PM Sharif forms committee to address rising fertilizer prices

Committee to review the impact of high DAP and urea prices and recommend solutions, as the government explores indigenous gas supply options for fertilizer plants

Prime Minister Shehbaz Sharif has taken serious note of the rising prices of Diammonium Phosphate (DAP) and urea, prompting the formation of a high-level committee tasked with reviewing fertilizer prices and proposing solutions, according to a news report.  

The committee, led by Minister for Economic Affairs Ahad Khan Cheema, includes Minister for National Food Security and Research Rana Tanveer Hussain, Minister of State for Power Abdul Rehman Khan Kanju, and Ahmed Umair.
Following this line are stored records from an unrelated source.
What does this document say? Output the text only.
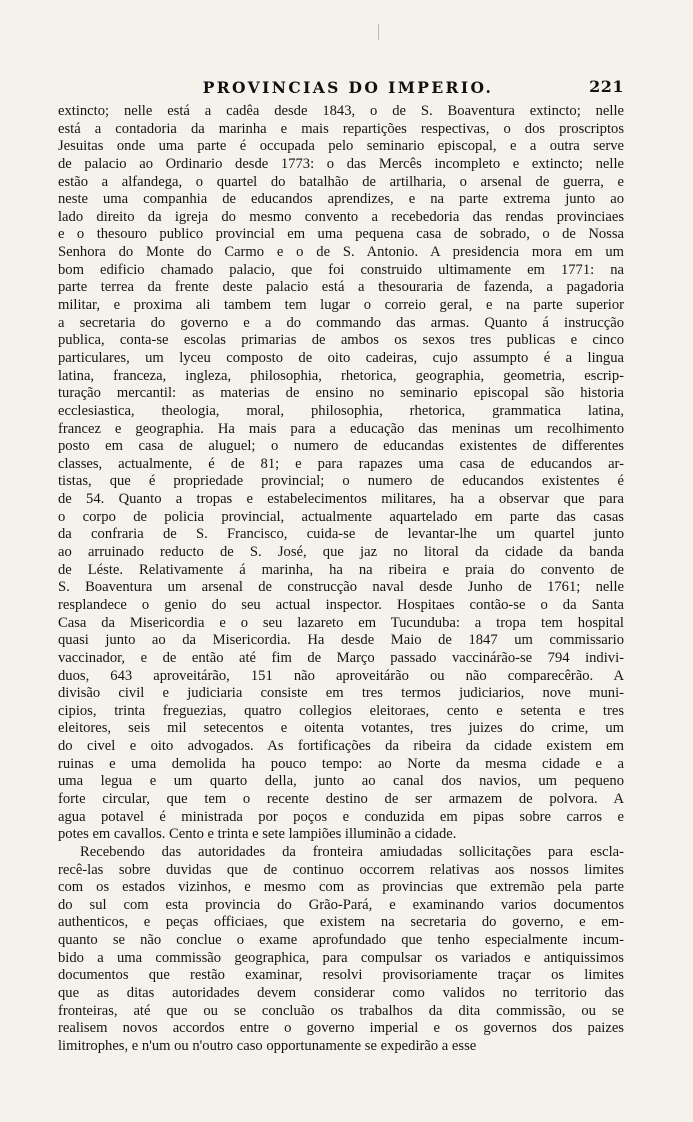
PROVINCIAS DO IMPERIO.	221
extincto; nelle está a cadêa desde 1843, o de S. Boaventura extincto; nelle
está a contadoria da marinha e mais repartições respectivas, o dos proscriptos
Jesuitas onde uma parte é occupada pelo seminario episcopal, e a outra serve
de palacio ao Ordinario desde 1773: o das Mercês incompleto e extincto; nelle
estão a alfandega, o quartel do batalhão de artilharia, o arsenal de guerra, e
neste uma companhia de educandos aprendizes, e na parte extrema junto ao
lado direito da igreja do mesmo convento a recebedoria das rendas provinciaes
e o thesouro publico provincial em uma pequena casa de sobrado, o de Nossa
Senhora do Monte do Carmo e o de S. Antonio. A presidencia mora em um
bom edificio chamado palacio, que foi construido ultimamente em 1771: na
parte terrea da frente deste palacio está a thesouraria de fazenda, a pagadoria
militar, e proxima ali tambem tem lugar o correio geral, e na parte superior
a secretaria do governo e a do commando das armas. Quanto á instrucção
publica, conta-se escolas primarias de ambos os sexos tres publicas e cinco
particulares, um lyceu composto de oito cadeiras, cujo assumpto é a lingua
latina, franceza, ingleza, philosophia, rhetorica, geographia, geometria, escrip-
turação mercantil: as materias de ensino no seminario episcopal são historia
ecclesiastica, theologia, moral, philosophia, rhetorica, grammatica latina,
francez e geographia. Ha mais para a educação das meninas um recolhimento
posto em casa de aluguel; o numero de educandas existentes de differentes
classes, actualmente, é de 81; e para rapazes uma casa de educandos ar-
tistas, que é propriedade provincial; o numero de educandos existentes é
de 54. Quanto a tropas e estabelecimentos militares, ha a observar que para
o corpo de policia provincial, actualmente aquartelado em parte das casas
da confraria de S. Francisco, cuida-se de levantar-lhe um quartel junto
ao arruinado reducto de S. José, que jaz no litoral da cidade da banda
de Léste. Relativamente á marinha, ha na ribeira e praia do convento de
S. Boaventura um arsenal de construcção naval desde Junho de 1761; nelle
resplandece o genio do seu actual inspector. Hospitaes contão-se o da Santa
Casa da Misericordia e o seu lazareto em Tucunduba: a tropa tem hospital
quasi junto ao da Misericordia. Ha desde Maio de 1847 um commissario
vaccinador, e de então até fim de Março passado vaccinárão-se 794 indivi-
duos, 643 aproveitárão, 151 não aproveitárão ou não comparecêrão. A
divisão civil e judiciaria consiste em tres termos judiciarios, nove muni-
cipios, trinta freguezias, quatro collegios eleitoraes, cento e setenta e tres
eleitores, seis mil setecentos e oitenta votantes, tres juizes do crime, um
do civel e oito advogados. As fortificações da ribeira da cidade existem em
ruinas e uma demolida ha pouco tempo: ao Norte da mesma cidade e a
uma legua e um quarto della, junto ao canal dos navios, um pequeno
forte circular, que tem o recente destino de ser armazem de polvora. A
agua potavel é ministrada por poços e conduzida em pipas sobre carros e
potes em cavallos. Cento e trinta e sete lampiões illuminão a cidade.
Recebendo das autoridades da fronteira amiudadas sollicitações para escla-
recê-las sobre duvidas que de continuo occorrem relativas aos nossos limites
com os estados vizinhos, e mesmo com as provincias que extremão pela parte
do sul com esta provincia do Grão-Pará, e examinando varios documentos
authenticos, e peças officiaes, que existem na secretaria do governo, e em-
quanto se não conclue o exame aprofundado que tenho especialmente incum-
bido a uma commissão geographica, para compulsar os variados e antiquissimos
documentos que restão examinar, resolvi provisoriamente traçar os limites
que as ditas autoridades devem considerar como validos no territorio das
fronteiras, até que ou se concluão os trabalhos da dita commissão, ou se
realisem novos accordos entre o governo imperial e os governos dos paizes
limitrophes, e n'um ou n'outro caso opportunamente se expedirão a esse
The group has been instructed to convene promptly to tackle the issue.

This development coincides with the Petroleum Division submitting a proposal to the Economic Coordination Committee (ECC), requesting the allocation of indigenous gas to three major fertilizer plants—two in Punjab and one in Karachi.

Industry sources revealed that the price of DAP, which is tied to international markets, has surged by Rs 500 per bag domestically. Meanwhile, urea prices are reportedly being sold at Rs 300 per bag below market rates.
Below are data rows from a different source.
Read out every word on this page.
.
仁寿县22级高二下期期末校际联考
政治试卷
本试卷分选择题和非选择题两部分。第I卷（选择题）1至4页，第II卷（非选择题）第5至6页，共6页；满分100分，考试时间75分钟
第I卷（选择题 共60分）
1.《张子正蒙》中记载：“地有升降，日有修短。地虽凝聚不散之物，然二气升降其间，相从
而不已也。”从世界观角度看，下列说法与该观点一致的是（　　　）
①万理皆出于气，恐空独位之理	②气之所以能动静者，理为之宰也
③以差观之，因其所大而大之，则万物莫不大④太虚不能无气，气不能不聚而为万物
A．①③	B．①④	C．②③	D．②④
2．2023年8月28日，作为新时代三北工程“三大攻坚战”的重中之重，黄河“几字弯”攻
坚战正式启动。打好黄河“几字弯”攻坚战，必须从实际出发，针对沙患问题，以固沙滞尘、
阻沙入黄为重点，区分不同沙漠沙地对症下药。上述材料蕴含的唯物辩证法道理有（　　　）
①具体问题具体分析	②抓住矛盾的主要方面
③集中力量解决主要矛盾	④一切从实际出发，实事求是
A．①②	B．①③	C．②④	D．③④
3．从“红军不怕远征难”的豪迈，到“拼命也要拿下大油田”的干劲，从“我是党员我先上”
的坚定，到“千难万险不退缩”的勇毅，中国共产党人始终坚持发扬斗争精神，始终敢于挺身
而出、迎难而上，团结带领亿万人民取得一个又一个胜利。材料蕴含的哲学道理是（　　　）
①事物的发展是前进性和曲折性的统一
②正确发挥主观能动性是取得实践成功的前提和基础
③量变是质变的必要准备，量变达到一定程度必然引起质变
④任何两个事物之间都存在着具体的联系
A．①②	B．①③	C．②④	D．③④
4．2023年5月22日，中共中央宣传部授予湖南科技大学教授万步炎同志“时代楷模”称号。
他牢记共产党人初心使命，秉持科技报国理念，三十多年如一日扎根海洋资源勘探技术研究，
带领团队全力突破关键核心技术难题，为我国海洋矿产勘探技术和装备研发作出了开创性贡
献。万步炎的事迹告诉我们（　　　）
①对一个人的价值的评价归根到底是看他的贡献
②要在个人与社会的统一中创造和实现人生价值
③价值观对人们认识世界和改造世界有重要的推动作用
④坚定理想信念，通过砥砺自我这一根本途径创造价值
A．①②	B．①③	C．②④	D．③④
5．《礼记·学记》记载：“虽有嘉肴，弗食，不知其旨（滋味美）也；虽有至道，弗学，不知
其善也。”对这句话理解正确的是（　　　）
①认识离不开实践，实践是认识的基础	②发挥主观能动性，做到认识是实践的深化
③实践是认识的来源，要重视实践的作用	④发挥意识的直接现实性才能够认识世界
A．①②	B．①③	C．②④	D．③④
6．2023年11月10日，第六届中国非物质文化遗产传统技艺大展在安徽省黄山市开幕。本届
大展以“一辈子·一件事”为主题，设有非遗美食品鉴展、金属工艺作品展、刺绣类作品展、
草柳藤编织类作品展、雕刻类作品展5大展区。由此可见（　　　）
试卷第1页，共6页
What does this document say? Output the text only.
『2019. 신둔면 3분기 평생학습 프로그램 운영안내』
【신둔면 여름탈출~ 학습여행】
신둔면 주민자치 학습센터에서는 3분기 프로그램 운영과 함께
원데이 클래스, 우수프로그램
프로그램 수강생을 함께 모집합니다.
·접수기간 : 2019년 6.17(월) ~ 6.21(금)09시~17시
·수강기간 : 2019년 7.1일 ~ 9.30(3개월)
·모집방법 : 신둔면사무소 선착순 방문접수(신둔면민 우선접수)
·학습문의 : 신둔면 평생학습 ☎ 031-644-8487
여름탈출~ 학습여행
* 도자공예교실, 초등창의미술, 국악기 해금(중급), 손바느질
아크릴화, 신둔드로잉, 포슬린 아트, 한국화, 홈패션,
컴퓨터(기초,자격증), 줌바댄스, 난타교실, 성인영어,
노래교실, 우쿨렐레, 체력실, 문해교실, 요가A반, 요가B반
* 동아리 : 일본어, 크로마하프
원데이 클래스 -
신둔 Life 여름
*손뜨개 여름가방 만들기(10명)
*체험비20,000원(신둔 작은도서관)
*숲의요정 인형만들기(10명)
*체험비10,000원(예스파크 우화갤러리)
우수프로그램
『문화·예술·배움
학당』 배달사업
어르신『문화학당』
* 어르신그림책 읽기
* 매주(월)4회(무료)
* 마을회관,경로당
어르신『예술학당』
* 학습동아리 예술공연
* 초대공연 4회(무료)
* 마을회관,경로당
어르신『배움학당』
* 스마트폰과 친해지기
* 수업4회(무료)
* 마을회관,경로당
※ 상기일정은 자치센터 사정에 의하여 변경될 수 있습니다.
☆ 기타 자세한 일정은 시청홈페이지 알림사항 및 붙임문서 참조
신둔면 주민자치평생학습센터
The issue came to light during a recent cabinet meeting on wheat crop assessment and the National Wheat Policy, prompting the Prime Minister’s intervention.

In related developments, the Fertilizer Manufacturers of Pakistan Advisory Council (FMPAC) has urged the government to address misconceptions about the fertilizer industry. 

In a letter to various ministers and secretaries, the FMPAC emphasized the industry’s critical role in ensuring national food security and supporting economic stability. They argued that while they have consistently supplied urea at prices significantly lower than international markets, there are misperceptions based on incomplete information.

FMPAC highlighted the following points:

  • The industry has consistently provided indigenous urea at prices much lower than global rates, with annual savings of Rs 560 billion for farmers.

  • By producing urea locally, the fertilizer sector saves the country approximately USD 3-4 billion in foreign exchange annually, avoiding a cash subsidy burden for the government.

  • The industry saves the government about Rs 300-400 billion in indirect subsidies, which would otherwise be required if urea were imported.

As the government moves to address these issues, all eyes are on the committee’s recommendations and their potential to stabilize fertilizer prices for Pakistan’s farmers.